SAN DIEGO -- Avi Goldfarb, PhD, wants you as a healthcare professional to consider how much your institution is like a modern big-city airport.
That is, "a monument to uncertainty" largely built as "compensation for failures" to deliver on its basic mission.
Goldfarb, an economist at the University of Toronto, is a about how artificial intelligence (AI) will transform the world's economies. He delivered the keynote address opening the American College of Rheumatology annual meeting.
The air travel industry's fundamental mission, he explained, is to get its customers to their destinations smoothly, quickly, and efficiently. If that worked all the time, there would be no need for the resort-like amenities that are now de rigueur in new airports. The fact is that "people don't know how long they're going to be there," Goldfarb said. The restaurants, boutiques, spas, and lounges are all there to occupy people forced to wait... and potentially wait and wait some more.
He contrasted that with the bare bones facilities that serve owners' of private jets at those same airports -- at Boston Logan, it's a "dingy shed" with a few tables and chairs. Billionaires rarely have to wait, they just need a place to stay out of the rain as their planes are pulling up. So it doesn't have to be equipped like a resort.
He did not expand on how much of a modern healthcare system's operating principles may built be along similar lines, inviting his listeners to think upon it themselves. Healthcare ideally should help people avoid getting sick and to cure them when they do. How often is that not the outcome?
Goldfarb said that what AI does is to make prediction cheap and thus widely accessible. And medical diagnosis is a form of prediction. A patient has a set of symptoms and characteristics, and the doctor must predict what is causing it. This has traditionally required much training, skill, and judgment and thus has been expensive. Now it's becoming much less so.
What that means, Goldfarb suggested, is that more healthcare workers will be able to apply diagnostic tools, freeing physicians and other advanced professionals to focus on those areas where their skills can't be replaced by machines.
He downplayed many of the concerns around AI: that highly paid professionals will find themselves replaced by robots or that humans will be ruled by them. Goldfarb reminded the audience that human judgment is embedded in much of what passes for AI. It's still a human who provides the problem for the AI algorithm to solve, and it's still a human who decides what to do with that solution.

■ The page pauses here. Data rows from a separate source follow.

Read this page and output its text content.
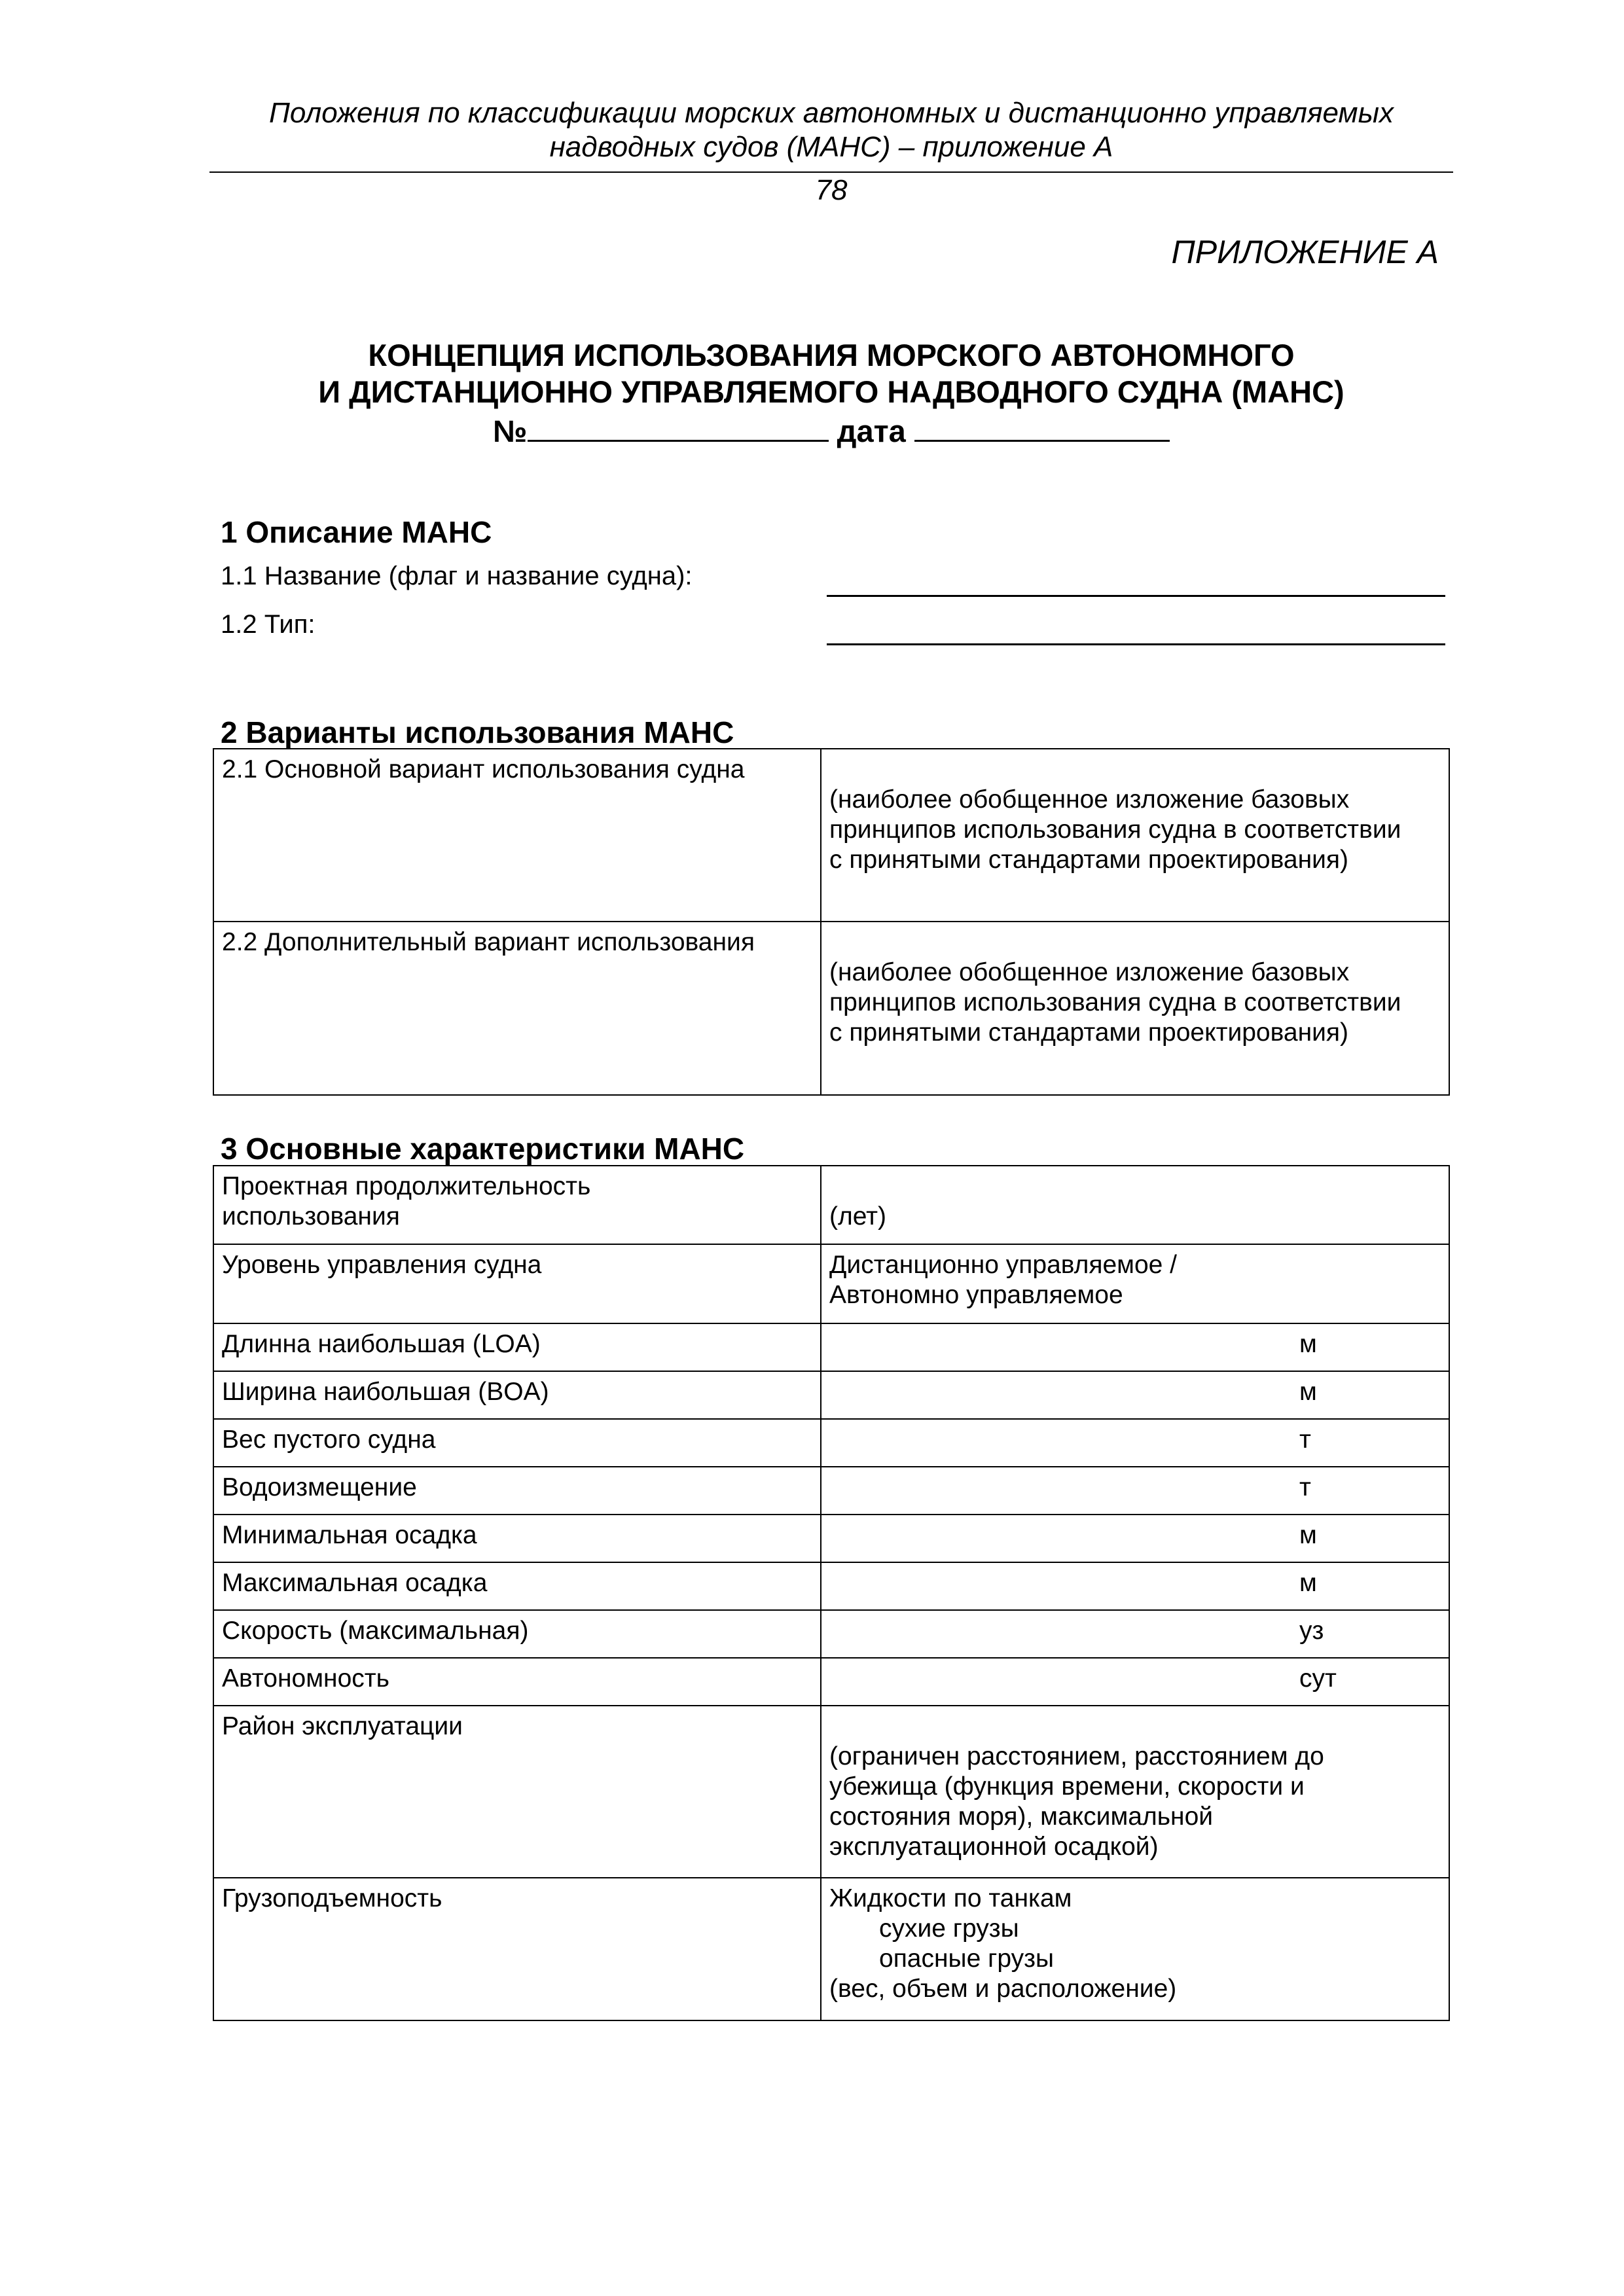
Положения по классификации морских автономных и дистанционно управляемых
надводных судов (МАНС) – приложение А
78
ПРИЛОЖЕНИЕ А
КОНЦЕПЦИЯ ИСПОЛЬЗОВАНИЯ МОРСКОГО АВТОНОМНОГО
И ДИСТАНЦИОННО УПРАВЛЯЕМОГО НАДВОДНОГО СУДНА (МАНС)
№	дата
1 Описание МАНС
1.1 Название (флаг и название судна):
1.2 Тип:
2 Варианты использования МАНС
2.1 Основной вариант использования судна	(наиболее обобщенное изложение базовых
принципов использования судна в соответствии
с принятыми стандартами проектирования)

2.2 Дополнительный вариант использования	(наиболее обобщенное изложение базовых
принципов использования судна в соответствии
с принятыми стандартами проектирования)
3 Основные характеристики МАНС
Проектная продолжительность
использования	(лет)

Уровень управления судна	Дистанционно управляемое /
Автономно управляемое

Длинна наибольшая (LOA)	м

Ширина наибольшая (BOA)	м

Вес пустого судна	т

Водоизмещение	т

Минимальная осадка	м

Максимальная осадка	м

Скорость (максимальная)	уз

Автономность	сут

Район эксплуатации	(ограничен расстоянием, расстоянием до
убежища (функция времени, скорости и
состояния моря), максимальной
эксплуатационной осадкой)

Грузоподъемность	Жидкости по танкам
сухие грузы
опасные грузы
(вес, объем и расположение)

He gave a simple example: a letter to be composed by ChatGPT. The human inputs the prompts for the letter's topic and other parameters and, presumably, examines the output and perhaps gets rewrites with new prompts before actually sending it.
But healthcare and many other industries are virtually certain to undergo massive transformation as innovators figure out how to make the best use of cheap prediction.
He likened the current situation to that at the turn of the 20th century, when electricity and the devices making use of it (lights and motors) became ever cheaper, and quickly.
Up to that point, factories depended on steam engines for power. Most had a single large engine to power everything in a factory, and the machines needing the most power had to be closest to it because it wasn't possible to transmit the power over significant distances.
At first, factory owners wanting to use the new technology simply pulled out their big steam engines and replaced them with big electric motors, otherwise leaving the factories and their production methods the same as before. Goldfarb called this a "point solution."
But then, and others began to consider how to reorganize production from the ground up around the new technology. Electricity made it possible to put multiple smaller motors almost anywhere in a factory. Then it could be organized around the logic of the finished product. Thus the assembly line was born.
Something analogous is coming for healthcare, he suggested. What that will look like, however, isn't clear. Of course, technologies falling under the AI rubric are now being used throughout medicine. But Goldfarb said these are all point solutions -- the basic organization of healthcare remains exactly the same, except that physicians consult an AI-equipped tool in making diagnoses rather than managing it entirely on their own.
If nurses, pharmacists, and others can do as well at making diagnoses as the best physician, it's inevitable that they will take over that function, Goldfarb suggested.
Yet there will still be demand for the other skills, the human judgment that physicians are uniquely capable of providing. How to maintain and boost that, as other workers take over the diagnostic aspect, is the challenge for reorganizing healthcare.